Notice écrite en 1858. La rue de Breteuil, depuis lors élargie par la démolition des bâtiments immatriculés de ses numéros impairs, met présentement à jour un merveilleux côté de Saint-Martin-des-Champs, dont la restauration vient d'être faite au profit des Arts-et-Métiers, puis une vieille tour, qui doit rester des fortifications dont ce couvent s'était fait une ceinture sous le règne de Louis-le-Gros. La partie A a été cédée par l'Etat à la Ville de Paris (loi du 4 juin 1853). La cession du surplus a été autorisée par une loi du 19 mars 1838. La place formée par le croisement avec l'avenue Duquesne, au droit de la branche Nord de la place du Président Mithouard, a été dénommée place El Salvador par arrêté du 1er février 1965. Origine du nom : Louis Auguste le Tonnelier, baron de Breteuil (1723-1807), ministre de la maison du Roi et de Paris.

L'Union, l'Ami de la Religion et quelques autres journaux quotidiens nous ont fait l'honneur de donner en articles variétés ou d'édilité parisienne plus de la moitié des notices de ce recueil, alors qu'elles étaient inédites. Par mégarde un article trop court sur la rue de Breteuil avait été offert à deux de ces feuilles, qui eurent bien raison de le refuser.

M. de Riancey fit, d'ailleurs, cette objection : – Mais la rue de Breteuil, cher collaborateur, est une avenue ; vous induiriez nos lecteurs en erreur. – C'est une place, prenez-y garde ! se récria, de son côté, l'abbé Sisson.
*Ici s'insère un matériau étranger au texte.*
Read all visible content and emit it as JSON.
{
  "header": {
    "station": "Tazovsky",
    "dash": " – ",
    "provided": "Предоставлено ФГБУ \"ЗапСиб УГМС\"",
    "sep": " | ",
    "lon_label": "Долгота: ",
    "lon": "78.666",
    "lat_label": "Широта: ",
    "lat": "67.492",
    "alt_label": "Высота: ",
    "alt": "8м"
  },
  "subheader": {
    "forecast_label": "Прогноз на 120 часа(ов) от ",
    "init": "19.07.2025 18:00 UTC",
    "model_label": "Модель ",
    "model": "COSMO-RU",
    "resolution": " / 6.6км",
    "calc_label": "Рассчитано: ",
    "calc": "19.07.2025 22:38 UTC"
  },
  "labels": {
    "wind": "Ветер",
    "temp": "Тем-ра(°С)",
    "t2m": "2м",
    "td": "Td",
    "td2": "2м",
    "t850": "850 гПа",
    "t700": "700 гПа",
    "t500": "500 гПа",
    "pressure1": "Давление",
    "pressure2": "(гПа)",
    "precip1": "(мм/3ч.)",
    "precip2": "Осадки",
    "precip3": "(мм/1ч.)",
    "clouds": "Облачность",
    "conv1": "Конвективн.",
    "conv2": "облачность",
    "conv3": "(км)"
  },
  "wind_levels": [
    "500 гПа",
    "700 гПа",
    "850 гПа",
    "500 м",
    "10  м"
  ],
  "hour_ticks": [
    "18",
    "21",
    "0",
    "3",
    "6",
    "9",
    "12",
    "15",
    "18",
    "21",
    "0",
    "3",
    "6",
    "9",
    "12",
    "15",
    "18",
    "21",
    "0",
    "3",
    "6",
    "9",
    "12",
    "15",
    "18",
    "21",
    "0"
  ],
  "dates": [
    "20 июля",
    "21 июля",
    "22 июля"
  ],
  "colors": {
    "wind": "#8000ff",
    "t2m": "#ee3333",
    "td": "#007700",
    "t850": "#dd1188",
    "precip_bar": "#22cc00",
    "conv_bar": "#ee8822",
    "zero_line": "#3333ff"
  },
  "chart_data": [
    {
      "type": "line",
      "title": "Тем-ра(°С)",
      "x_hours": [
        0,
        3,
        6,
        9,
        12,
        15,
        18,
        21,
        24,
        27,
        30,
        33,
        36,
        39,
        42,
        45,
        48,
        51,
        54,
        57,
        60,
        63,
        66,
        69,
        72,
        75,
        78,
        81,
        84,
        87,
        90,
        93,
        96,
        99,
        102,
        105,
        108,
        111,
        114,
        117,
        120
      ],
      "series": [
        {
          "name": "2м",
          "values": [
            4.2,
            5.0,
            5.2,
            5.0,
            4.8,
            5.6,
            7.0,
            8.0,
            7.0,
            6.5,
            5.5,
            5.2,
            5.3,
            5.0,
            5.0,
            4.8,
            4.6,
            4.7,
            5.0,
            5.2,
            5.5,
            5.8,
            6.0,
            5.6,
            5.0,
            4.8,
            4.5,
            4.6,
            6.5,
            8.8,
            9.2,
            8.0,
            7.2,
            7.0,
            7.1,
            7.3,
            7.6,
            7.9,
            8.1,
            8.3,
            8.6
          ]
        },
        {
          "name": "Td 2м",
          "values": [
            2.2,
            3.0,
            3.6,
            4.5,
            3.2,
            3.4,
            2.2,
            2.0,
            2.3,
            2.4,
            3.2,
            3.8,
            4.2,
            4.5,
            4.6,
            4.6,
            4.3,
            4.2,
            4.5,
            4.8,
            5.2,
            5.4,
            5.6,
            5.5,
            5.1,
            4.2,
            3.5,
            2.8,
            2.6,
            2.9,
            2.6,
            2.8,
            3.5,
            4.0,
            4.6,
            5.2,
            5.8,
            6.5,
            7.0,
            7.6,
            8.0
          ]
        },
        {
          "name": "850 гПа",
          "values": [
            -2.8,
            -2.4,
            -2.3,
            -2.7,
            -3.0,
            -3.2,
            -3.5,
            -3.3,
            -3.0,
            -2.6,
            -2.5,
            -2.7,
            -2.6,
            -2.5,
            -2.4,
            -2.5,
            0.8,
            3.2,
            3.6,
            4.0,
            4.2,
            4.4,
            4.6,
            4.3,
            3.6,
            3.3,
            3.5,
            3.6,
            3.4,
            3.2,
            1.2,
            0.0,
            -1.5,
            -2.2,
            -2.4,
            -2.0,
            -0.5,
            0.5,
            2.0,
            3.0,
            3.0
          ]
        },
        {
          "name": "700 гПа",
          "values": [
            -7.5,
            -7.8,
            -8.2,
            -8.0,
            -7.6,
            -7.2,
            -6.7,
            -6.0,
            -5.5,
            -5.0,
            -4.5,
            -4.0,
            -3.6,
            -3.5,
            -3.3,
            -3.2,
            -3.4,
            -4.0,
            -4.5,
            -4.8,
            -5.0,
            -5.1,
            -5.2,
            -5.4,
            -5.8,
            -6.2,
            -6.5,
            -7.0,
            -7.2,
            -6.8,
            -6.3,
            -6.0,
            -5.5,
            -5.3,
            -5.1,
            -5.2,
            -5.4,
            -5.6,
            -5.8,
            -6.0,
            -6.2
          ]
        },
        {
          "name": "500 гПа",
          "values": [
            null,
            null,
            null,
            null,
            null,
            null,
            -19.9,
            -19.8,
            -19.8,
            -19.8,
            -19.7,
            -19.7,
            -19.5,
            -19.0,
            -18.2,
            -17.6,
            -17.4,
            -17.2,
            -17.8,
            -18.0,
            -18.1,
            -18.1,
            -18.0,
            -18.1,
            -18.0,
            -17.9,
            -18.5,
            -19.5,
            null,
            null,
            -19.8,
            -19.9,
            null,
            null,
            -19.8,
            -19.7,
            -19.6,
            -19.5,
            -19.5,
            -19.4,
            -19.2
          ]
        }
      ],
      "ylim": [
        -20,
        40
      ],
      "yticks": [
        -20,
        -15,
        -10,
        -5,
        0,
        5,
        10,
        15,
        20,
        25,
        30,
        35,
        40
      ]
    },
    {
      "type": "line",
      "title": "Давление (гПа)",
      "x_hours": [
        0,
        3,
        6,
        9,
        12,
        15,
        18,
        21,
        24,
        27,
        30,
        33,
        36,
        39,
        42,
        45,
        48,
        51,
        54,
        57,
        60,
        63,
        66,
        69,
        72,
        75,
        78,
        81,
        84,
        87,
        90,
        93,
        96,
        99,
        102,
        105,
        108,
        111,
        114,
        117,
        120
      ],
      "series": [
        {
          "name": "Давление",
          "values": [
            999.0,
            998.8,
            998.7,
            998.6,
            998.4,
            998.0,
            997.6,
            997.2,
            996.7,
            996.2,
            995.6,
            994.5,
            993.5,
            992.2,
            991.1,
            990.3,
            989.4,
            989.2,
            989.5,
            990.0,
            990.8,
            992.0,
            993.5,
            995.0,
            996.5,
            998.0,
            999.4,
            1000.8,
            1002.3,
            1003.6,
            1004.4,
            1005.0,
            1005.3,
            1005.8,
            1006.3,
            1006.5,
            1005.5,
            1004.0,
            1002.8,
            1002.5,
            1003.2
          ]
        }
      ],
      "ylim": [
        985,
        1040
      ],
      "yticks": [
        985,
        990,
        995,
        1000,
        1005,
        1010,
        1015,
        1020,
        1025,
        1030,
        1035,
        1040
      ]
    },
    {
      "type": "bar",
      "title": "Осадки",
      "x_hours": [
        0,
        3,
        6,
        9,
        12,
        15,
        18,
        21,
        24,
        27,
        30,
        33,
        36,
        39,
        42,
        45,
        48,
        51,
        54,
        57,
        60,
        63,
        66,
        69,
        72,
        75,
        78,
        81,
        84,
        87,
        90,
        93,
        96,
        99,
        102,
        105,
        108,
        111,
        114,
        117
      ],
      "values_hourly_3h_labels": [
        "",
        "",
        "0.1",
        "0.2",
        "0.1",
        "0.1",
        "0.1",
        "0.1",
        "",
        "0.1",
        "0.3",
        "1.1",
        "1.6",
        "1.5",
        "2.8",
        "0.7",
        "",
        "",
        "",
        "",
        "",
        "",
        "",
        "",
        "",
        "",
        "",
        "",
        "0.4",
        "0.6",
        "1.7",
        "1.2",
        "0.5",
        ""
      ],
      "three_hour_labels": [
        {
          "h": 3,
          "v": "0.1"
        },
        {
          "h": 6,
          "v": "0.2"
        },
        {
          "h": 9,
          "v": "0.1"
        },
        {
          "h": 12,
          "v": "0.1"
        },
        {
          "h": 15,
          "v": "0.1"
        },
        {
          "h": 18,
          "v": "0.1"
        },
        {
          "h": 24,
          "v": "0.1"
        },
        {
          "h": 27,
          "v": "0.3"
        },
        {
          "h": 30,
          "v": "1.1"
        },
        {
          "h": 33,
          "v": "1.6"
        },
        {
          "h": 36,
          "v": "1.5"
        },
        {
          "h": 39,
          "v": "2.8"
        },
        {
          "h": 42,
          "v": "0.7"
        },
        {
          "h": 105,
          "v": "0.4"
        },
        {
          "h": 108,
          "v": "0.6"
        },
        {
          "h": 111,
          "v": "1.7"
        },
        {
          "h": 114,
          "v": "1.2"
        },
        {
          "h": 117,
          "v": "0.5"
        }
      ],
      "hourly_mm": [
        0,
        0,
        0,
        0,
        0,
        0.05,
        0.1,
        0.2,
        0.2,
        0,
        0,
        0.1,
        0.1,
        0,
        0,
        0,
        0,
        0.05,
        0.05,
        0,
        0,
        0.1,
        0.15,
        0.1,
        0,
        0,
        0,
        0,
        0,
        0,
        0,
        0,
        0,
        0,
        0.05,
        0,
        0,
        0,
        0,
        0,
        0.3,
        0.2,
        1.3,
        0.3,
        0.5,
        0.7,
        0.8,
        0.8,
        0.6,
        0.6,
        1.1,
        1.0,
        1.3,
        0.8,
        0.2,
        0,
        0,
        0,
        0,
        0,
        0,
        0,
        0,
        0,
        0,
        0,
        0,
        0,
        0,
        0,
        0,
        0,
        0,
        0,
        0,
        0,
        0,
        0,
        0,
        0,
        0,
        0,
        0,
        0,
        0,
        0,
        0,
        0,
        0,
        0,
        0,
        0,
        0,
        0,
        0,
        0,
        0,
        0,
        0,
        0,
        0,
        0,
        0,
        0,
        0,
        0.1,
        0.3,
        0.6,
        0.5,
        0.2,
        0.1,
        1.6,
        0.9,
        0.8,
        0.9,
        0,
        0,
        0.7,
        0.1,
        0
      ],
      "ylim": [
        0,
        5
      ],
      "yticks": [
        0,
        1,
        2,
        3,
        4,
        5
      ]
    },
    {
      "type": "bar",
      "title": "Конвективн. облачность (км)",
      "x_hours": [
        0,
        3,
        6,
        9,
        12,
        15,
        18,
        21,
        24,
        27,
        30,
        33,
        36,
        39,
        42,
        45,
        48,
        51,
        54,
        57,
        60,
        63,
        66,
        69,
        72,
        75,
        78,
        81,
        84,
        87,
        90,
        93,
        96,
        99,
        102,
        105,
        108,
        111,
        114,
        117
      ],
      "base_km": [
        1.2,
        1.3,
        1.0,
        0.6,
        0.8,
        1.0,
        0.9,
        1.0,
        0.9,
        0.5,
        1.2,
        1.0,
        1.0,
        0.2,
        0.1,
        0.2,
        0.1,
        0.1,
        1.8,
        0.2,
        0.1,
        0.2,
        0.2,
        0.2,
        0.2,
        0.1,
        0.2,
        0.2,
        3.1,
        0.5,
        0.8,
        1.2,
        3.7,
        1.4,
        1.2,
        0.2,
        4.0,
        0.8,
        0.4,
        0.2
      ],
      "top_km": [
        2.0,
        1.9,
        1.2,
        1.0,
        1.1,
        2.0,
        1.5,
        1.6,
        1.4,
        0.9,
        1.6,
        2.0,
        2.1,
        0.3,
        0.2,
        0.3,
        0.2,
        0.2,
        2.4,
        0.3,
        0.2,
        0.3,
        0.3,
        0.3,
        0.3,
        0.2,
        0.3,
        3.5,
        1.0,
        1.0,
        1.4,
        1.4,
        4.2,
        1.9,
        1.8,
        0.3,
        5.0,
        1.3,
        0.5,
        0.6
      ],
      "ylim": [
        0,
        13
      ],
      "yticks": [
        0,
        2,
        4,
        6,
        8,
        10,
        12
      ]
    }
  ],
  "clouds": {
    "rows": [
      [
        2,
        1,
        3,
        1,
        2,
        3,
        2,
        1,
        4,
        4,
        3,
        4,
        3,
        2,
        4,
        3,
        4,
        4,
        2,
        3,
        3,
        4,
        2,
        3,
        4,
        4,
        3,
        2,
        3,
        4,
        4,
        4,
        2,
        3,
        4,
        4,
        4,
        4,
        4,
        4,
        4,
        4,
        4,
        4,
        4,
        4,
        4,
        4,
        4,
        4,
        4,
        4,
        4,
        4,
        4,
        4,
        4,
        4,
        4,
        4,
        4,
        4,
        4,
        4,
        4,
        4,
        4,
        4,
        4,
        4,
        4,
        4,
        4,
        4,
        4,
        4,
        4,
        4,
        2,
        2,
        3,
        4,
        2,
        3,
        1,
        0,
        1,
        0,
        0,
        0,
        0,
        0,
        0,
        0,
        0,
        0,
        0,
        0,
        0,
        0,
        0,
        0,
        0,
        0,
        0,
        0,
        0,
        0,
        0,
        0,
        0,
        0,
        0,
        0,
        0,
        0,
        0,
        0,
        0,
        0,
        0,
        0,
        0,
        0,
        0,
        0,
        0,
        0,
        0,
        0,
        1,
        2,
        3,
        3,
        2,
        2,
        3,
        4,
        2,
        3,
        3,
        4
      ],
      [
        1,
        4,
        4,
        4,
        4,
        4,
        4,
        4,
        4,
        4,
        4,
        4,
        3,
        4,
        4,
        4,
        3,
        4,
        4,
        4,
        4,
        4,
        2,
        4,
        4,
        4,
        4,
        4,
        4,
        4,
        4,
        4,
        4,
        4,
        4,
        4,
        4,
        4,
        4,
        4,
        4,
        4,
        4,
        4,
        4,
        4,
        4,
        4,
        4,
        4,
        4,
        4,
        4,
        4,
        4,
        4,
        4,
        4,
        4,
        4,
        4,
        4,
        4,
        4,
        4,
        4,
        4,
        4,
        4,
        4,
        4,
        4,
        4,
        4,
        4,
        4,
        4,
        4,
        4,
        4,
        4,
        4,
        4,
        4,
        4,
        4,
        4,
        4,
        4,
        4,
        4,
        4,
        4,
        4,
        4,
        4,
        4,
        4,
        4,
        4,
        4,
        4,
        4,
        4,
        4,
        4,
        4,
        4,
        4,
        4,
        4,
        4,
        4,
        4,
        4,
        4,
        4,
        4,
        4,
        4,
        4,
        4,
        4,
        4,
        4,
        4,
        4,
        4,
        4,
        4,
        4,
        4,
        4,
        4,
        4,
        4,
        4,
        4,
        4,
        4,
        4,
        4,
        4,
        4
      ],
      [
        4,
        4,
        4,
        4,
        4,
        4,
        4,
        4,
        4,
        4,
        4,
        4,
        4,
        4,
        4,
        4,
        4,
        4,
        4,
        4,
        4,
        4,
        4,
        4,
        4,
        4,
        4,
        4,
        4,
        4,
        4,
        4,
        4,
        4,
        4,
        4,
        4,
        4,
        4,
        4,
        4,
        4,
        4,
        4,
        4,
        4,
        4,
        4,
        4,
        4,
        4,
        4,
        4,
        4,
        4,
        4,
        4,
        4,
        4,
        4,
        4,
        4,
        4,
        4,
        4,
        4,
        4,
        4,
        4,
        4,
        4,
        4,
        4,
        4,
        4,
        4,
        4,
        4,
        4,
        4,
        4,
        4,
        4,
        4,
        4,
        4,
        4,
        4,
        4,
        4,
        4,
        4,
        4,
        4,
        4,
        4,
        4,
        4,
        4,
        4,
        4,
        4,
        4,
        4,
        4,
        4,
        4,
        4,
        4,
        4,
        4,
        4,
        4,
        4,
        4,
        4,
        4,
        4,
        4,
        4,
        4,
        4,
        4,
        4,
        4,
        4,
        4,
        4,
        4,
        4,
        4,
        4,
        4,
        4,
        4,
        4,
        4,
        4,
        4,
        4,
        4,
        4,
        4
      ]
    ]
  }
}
Pourquoi méconnaître, en effet, cette imposante avenue de Breteuil, percée dès 1680, qui se développe derrière les Invalides, entré la place Vauban et l'extrémité de la rue de Sèvres ? Elle a passé gratuitement du Domaine de l'Etat dans celui de la Ville, sous le règne de Louis-Philippe. On compte quelques maisons sur ses deux rives ; des murailles à hauteur d'appui y bordent des marais plantureusement cultivés ; une faisanderie, diverses fabriques, un lavoir et un abattoir y fournissent d'utiles adresses à l'Annuaire de Firmin-Didot. Seulement l'herbe y croit au pied des arbres, rien de plus n'y est historique.

La place du même nom, tracée un siècle après l'allée, forme un cercle ; au centre nous retrouvons l'ancien puits de Grenelle, et c'est la première fois qu'un puits se transporte ; mais il n'y a pour nous que de l'eau à boire dans ce progrès de la science.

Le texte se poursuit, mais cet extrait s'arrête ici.